نوع مقاله : مقاله پژوهشی
1 دانشجوی کارشناسی ارشد، رشته آبیاری و زهکشی، دانشگاه شهرکرد،
2 دانشیار گروه مهندسی آب دانشگاه شهرکرد
3 استادیار/ گروه مهندسی آب دانشگاه شهرکرد
عنوان مقاله [English]
Evaporation from water levels is one of the most important processes in meteorology and hydrology. Optimum use of available water resources is necessary due to the high costs of water storage in the dams. Every year, it is evaporate millions of cubic meters of fresh water from the dam’s water. On the other hand, evaporation from the pan helps to estimate the amount of the plant water requirement in areas where there is no lysimeter information. A wide variety of methods can be used to measure or estimate water use by plants. The evaporation pan method is a simple, inexpensive, and readily understandable way to estimate irrigated crop water use. It also requires little attention and can provide farmers with reliable estimates of plant water use. Pans provide a measurement of the integrated effect of radiation, wind, temperature, and humidity on the evaporation from an open water surface. The pan has proved its practical value and has been used successfully to estimate water use by observing the evaporation loss from a water surface and applying the crop coefficients to relate pan evaporation to irrigation requirement. For this reason, the study of evaporation from the pan has always been of interest to researchers. Modeling this important parameter can be very effective and helpful in accurately estimating of missing data.

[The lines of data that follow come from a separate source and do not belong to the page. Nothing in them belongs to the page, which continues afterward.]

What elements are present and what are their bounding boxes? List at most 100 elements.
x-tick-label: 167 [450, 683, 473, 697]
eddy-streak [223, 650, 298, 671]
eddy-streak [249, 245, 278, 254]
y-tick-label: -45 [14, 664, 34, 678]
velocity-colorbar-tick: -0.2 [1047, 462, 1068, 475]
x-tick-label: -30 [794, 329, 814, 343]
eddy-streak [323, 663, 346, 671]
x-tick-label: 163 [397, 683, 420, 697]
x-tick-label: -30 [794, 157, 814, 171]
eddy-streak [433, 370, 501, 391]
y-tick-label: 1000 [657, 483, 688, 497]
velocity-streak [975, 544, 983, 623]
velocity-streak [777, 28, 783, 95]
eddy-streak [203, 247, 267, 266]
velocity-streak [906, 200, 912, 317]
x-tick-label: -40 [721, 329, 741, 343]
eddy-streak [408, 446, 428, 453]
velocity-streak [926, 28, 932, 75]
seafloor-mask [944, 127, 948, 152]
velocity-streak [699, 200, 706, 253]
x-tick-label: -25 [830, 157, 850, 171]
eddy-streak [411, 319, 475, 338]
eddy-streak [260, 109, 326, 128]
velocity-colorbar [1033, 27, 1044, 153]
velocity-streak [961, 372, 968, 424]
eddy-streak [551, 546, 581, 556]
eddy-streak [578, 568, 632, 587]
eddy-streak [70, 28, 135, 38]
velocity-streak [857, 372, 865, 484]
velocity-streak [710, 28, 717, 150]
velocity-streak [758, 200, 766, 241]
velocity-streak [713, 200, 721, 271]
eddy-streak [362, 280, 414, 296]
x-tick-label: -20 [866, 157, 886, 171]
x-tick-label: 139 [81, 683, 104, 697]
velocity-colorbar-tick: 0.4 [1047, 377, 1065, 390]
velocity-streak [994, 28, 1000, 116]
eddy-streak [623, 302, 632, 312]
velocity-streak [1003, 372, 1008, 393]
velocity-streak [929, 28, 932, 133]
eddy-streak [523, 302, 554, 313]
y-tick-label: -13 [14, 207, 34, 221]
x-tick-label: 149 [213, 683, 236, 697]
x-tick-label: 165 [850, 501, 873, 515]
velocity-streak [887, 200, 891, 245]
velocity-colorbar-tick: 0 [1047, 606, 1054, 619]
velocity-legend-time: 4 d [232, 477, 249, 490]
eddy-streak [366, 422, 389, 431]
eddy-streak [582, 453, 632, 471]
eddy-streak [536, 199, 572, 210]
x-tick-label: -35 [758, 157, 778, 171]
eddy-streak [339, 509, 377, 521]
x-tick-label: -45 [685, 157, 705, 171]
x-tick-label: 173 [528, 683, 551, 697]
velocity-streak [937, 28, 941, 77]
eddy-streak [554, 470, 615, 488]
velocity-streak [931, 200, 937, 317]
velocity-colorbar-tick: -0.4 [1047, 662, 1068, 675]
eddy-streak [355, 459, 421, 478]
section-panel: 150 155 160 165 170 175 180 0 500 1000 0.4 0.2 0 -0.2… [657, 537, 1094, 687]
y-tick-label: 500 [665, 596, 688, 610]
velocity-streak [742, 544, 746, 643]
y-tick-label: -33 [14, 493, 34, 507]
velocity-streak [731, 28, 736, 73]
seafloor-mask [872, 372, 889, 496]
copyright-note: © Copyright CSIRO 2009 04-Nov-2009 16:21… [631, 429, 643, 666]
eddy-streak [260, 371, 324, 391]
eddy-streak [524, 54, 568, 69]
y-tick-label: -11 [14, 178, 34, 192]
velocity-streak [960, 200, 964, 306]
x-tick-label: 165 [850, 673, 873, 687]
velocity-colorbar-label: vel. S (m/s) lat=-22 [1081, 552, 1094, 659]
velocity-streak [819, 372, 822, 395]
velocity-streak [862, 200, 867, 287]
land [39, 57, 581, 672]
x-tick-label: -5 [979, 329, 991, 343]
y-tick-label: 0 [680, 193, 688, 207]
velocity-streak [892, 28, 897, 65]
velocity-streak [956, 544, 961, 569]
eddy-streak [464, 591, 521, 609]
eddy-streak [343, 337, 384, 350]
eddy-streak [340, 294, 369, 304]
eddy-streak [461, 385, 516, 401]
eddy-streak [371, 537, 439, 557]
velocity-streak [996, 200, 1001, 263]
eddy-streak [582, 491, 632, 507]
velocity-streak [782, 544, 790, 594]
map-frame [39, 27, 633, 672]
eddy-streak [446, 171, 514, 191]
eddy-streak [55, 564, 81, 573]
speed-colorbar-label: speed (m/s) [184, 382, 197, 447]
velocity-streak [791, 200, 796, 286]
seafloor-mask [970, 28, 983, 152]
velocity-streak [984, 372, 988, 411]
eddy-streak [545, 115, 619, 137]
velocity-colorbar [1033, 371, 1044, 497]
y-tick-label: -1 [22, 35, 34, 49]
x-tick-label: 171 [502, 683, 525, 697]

In this research, by using of the Gene Expression Programming model (GEP) and some time series models, including Exponential smoothing model, Holt’s model, ARIMA, Brown’s linear trend and Winters’ model, the daily evaporation from pans in Khuzestan province was evaluated. For this purpose, daily pan evaporation for 20 years (2000 to 2020) of three synoptic stations of Ahvaz, Abadan and Dezful were used. These stations have the longest and most complete data among the stations of this province. For modeling the pan evaporation data, 80% of the data was used for the training stage and the remaining 20% was used for the model testing stage. In this research, seven patterns were defined for data modeling. These patterns include the use of data from 20 months ago (M20), 16 months ago (M16), 14 months ago (M14), 10 months ago (M10), 6 months ago (M6), 4 months ago (M4) and 2 months ago (M2). Three evaluation statistics ware also used for evaluate the results of the models. This statistics are include the Root Mean Squared Error (RMSE), Nash- Sutcliffe coefficient (N.S) and Coefficient of Determination (R2). The model with the lowest root mean squared error value and the highest Nash- Sutcliffe coefficient and coefficient of determination was selected as the best model.

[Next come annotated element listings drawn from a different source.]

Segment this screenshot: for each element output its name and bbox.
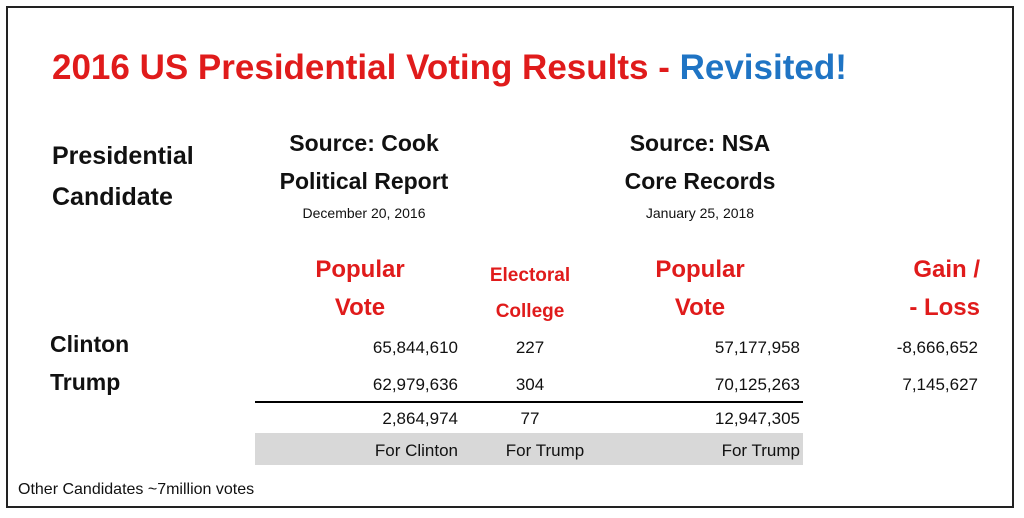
- candidate-clinton: Clinton: [50, 331, 130, 357]
- clinton-gain: -8,666,652: [896, 338, 978, 357]
- source2-header: Source: NSA Core Records: [590, 124, 810, 200]
- page-title: 2016 US Presidential Voting Results - Re…: [52, 48, 847, 88]
- trump-popular2: 70,125,263: [714, 375, 800, 394]
- source2-line2: Core Records: [624, 168, 776, 194]
- title-main: 2016 US Presidential Voting Results -: [52, 48, 680, 87]
- total-popular2: 12,947,305: [714, 409, 800, 428]
- candidate-column-header: Presidential Candidate: [52, 136, 194, 218]
- popular1-line2: Vote: [334, 294, 386, 321]
- electoral-line1: Electoral: [489, 265, 571, 286]
- source2-line1: Source: NSA: [629, 130, 771, 156]
- trump-popular1: 62,979,636: [372, 375, 458, 394]
- source2-date: January 25, 2018: [645, 205, 755, 221]
- electoral-line2: College: [495, 301, 565, 322]
- winner-popular1: For Clinton: [374, 441, 458, 460]
- popular2-line1: Popular: [655, 256, 745, 283]
- document-frame: [6, 6, 1014, 508]
- source1-line2: Political Report: [279, 168, 449, 194]
- winner-popular2: For Trump: [721, 441, 800, 460]
- winner-electoral: For Trump: [505, 441, 585, 460]
- footnote: Other Candidates ~7million votes: [18, 481, 255, 498]
- clinton-popular1: 65,844,610: [372, 338, 458, 357]
- totals-divider: [255, 401, 803, 403]
- popular-vote-header-2: Popular Vote: [640, 251, 760, 327]
- source1-line1: Source: Cook: [289, 130, 439, 156]
- popular1-line1: Popular: [315, 256, 405, 283]
- total-electoral: 77: [520, 409, 540, 428]
- source1-header: Source: Cook Political Report: [255, 124, 473, 200]
- trump-gain: 7,145,627: [902, 375, 978, 394]
- clinton-electoral: 227: [515, 338, 545, 357]
- clinton-popular2: 57,177,958: [714, 338, 800, 357]
- candidate-header-line1: Presidential: [52, 142, 194, 170]
- popular-vote-header-1: Popular Vote: [300, 251, 420, 327]
- title-highlight: Revisited!: [679, 48, 847, 87]
- electoral-college-header: Electoral College: [470, 258, 590, 330]
- winner-band: [255, 433, 803, 465]
- gain-line1: Gain /: [913, 256, 980, 283]
- total-popular1: 2,864,974: [382, 409, 458, 428]
- source1-date: December 20, 2016: [302, 205, 426, 221]
- gain-loss-header: Gain / - Loss: [830, 251, 980, 327]
- popular2-line2: Vote: [674, 294, 726, 321]
- candidate-header-line2: Candidate: [52, 183, 173, 211]
- gain-line2: - Loss: [909, 294, 980, 321]
- trump-electoral: 304: [515, 375, 545, 394]
- candidate-trump: Trump: [50, 369, 121, 395]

The evaluation of the results based on the 3 evaluation indices, showed that the patterns M14, M16 and M20 have the highest accuracy in modeling in both training and test stages. In other words, by increasing the memory of the model, the results show more accuracy and less error. Also, based on the evaluation statistics, the amount of simulation error in the cold months (October to March) was 28% lower than in the hot months (April to September). However, in all 12 months of the year, at least one suitable patterns with acceptable accuracy was obtained for simulating the daily evaporation data. The best results in the warm months were observed for Dezful and Abadan in August and for Ahvaz in May and in the M20. The error in these stations is 0.93 mm, 0.95 mm and 0.95 mm per day, respectively. The Nash- Sutcliffe coefficient (N.S) is more than 0.80 in all stations. In the cold months of the year, the lowest error (0.70 mm per day) was observed in December of Abadan, along with the Nash- Sutcliffe coefficient of 0.82, which indicates the high efficiency of the GEP model in data simulation. Comparing the results of the Gene Expression Programming model (GEP) with the studied time series models also showed that the GEP model has lower error and higher R2 and N.S coefficient in all months in Abadan. In Dezful, the Holt model provided better results than GEP in January and September. The error rate in these two months is 61% and 71% less than GEP model, respectively. In Ahvaz, the Exponential smoothing model in October and the Holt model in November estimated the daily pan evaporation with 48% and 68% less error, respectively.